Blackman Land given to GCT by Arthur and Camilla Blackman in 1984
Nine acres of meadows, orchard, and woods off Indian Hill Road. A trail provides access to Indian Hill from the south and connects with the Bates Land. Its high, open character provides a panorama of agricultural and wooded areas.
A Winter’s Tale: Touring Groton’s Newest Conservation Gift by Tresa Jones
This story first appeared in 2001 in the GCT newsletter
On January 28, 2001 I joined a dozen Groton Conservation Trust members to hike, ski, and snowshoe the 48 acre gift of land recently received by the Trust. The rolling and jagged landscape includes at the western end an open meadow sloping down to wetlands evidencing beaver activity. Further in on Nutting Road there’s an upland vernal pool and woodlands with a mix of deciduous and coniferous trees. A thick stand of mature hemlock, a rare sight this far south, covers a north-facing ravine, accompanied by an understory of mountain laurel.
Arthur Blackman, who with his wife Camilla recently donated the land, explained that “as you hike this area, you’ll find no cellar holes, no signs of human habitation it’s wonderful to think that the natural continuum of this land, interrupted by a century or two of lumbering, will now go on, hundreds of years into the future, unspoiled by human intervention. A key feature of this property is that it links two adjacent conservation areas, another example of how a few scattered acres given at different times can eventually become linked and end up creating a significant protected corridor… for wildlife and native plants, as well as an opportunity for us humans to roam and commune in a natural habitat”.
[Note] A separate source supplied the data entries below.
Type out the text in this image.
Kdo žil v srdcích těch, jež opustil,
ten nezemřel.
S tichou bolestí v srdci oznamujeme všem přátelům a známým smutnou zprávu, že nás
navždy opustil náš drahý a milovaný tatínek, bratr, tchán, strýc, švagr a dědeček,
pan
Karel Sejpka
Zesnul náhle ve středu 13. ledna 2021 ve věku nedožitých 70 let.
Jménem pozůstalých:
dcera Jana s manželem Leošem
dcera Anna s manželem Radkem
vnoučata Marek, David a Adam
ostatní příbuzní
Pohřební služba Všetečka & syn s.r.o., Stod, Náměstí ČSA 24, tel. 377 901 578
Leaving the track to bushwhack into a downhill cluster of red oak and hemlock, we then visited the “Forest Bells” installed in 1995 by local artist Paul Matisse. In talking later to Matisse about this piece he explained “they are made of aluminum to ensure that they will not chime so loudly as to offend nature. A forest is so wonderful in and of itself that one can only add to it with humility. These bells were designed to be quiet and unobtrusive, and yet satisfy a desire to experience music in a totally natural landscape. Even a single musical sound is such an amazing contrast to the sounds of nature, which are so varied and seemingly haphazard”. He also pointed out “the bells are positioned in a curious way, so that the person ringing the bell doesn’t hear it as clearly as those standing to the side, which is so often the case in human relations. “The six bells are actually a gift within a gift. They were the first public donation of the local Artists’ Valentine project. When they were installed, in anticipation of the now-completed land gift, the Blackmans encouraged the public to enjoy them as they were intended, a serendipitous treat in their forest hike.
In talking to Arthur after the hike he said “by our gift we’re continuing what other townspeople have been doing, expanding the pattern of conservation lands while we still can. Groton is at a critical moment in its history. With land being gobbled up for houses, municipal use, commercial expansion. Discovering the Forest Bells in the next few years it will all be decided. What we don’t preserve now will be gone forever. As the town plans to celebrate its 350th anniversary we can’t imagine the changes that will occur in the next decade much less three centuries. But one thing we can make certain, these lands set aside in conservation today will be here for all life forms, always.”